Cai is the principal investigator on an IES/NCER-funded grant (R305D100039) focused on statistical modeling. His work on this grant combines both multilevel modeling and latent variable modeling in order to provide a solution for addressing measurement and modeling issues routinely encountered in cluster-based experimental and quasi-experimental studies and studies of schooling based on large-scale longitudinal and cross-sectional data sets.
Cai was nominated by NCER for his "pioneering contributions to measurement and statistical analysis, including the development of the new and transformative Metropolis-Hastings Robbins-Monro algorithim, and for leadership in shaping statistical practice in education, psychology, and health-related research."
Tell us a little about your background. What are your research areas and how did you become interested in them?
My main areas of methodological research include educational statistics, statistical computing, and educational and psychological measurement. I was first introduced to educational measurement when I worked as a graduate research assistant for Professor David Thissen at UNC-Chapel Hill. I saw an area where my statistical training may prove to be useful.

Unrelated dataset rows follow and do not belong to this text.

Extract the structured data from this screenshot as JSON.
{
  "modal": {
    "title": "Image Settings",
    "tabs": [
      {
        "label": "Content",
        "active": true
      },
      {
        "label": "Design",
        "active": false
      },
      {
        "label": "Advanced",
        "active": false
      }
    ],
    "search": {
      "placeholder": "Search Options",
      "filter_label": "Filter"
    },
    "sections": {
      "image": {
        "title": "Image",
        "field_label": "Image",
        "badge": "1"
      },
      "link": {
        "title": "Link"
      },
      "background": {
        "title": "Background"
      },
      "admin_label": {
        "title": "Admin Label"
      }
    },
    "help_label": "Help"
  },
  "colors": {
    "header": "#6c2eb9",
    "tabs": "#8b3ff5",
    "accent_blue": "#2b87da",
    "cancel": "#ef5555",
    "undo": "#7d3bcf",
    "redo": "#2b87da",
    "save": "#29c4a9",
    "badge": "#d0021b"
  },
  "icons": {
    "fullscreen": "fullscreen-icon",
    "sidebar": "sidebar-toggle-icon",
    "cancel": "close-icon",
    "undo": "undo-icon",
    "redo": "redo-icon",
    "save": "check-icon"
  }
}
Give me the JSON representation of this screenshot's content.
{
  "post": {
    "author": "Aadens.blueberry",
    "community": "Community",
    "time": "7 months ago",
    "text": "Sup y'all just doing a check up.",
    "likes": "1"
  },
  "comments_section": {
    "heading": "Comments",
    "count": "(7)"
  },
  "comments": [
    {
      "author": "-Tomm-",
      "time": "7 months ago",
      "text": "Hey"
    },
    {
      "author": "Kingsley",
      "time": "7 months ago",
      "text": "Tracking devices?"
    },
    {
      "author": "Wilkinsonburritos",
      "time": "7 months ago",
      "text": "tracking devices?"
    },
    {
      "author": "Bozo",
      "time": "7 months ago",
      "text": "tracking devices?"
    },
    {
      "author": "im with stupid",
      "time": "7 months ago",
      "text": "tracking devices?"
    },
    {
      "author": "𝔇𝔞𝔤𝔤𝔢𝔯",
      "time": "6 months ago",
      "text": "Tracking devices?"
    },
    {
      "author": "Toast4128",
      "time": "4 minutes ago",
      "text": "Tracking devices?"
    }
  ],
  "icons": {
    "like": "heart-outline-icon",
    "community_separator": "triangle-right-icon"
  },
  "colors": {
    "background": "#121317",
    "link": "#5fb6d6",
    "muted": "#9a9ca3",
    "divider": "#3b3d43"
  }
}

During graduate school, working as a researcher in various settings (psychology, public health, child development, and a testing organization) was enlightening in that I was exposed to very different sets of methodological problems driven by different substantive focus, but I was able to see that there were commonalities. And the experience led me to believe that integrating different methodological approaches may lead to more refined understanding than any single line of inquiry.
What questions do you most want to answer in your program of research?
I would particularly like to further integrate the psychometric methods developed for educational measurement with statistical modeling for educational evaluations. I hope to develop and evaluate innovative latent variable and multilevel models that may positively influence the practice of data analysis in educational research. I also hope to better integrate the development of statistical models with the development of tools that may be used in practice.
How has your research been used by you or by others in the conduct of applied education research and education practice?
As a software writer, I have had the privilege to produce latent variable modeling software that other scientists can use to answer their research questions. It is most fulfilling to find out that the new methods or models, embodied in software, may influence other colleagues' analysis and interpretation of data.
How will receipt of this award influence your future work?
I am even more motivated. I wish I had more time.
Personal thoughts on the ceremony to honor you?
The morning award session almost resembled a graduation ceremony—very light-spirited—and I got to meet and hear about the research topics of the other award-winning scientists and engineers. It was uplifting to see IES colleagues that I have had the privilege to work with before the ceremony, and to receive the award from Dr. Easton [IES Director] made my day. The chance to meet and hear from President Obama at the White House in the afternoon was tremendously encouraging. The trip to DC was fun since it was my only trip to DC in years that did not actually involve working all day or attending conferences!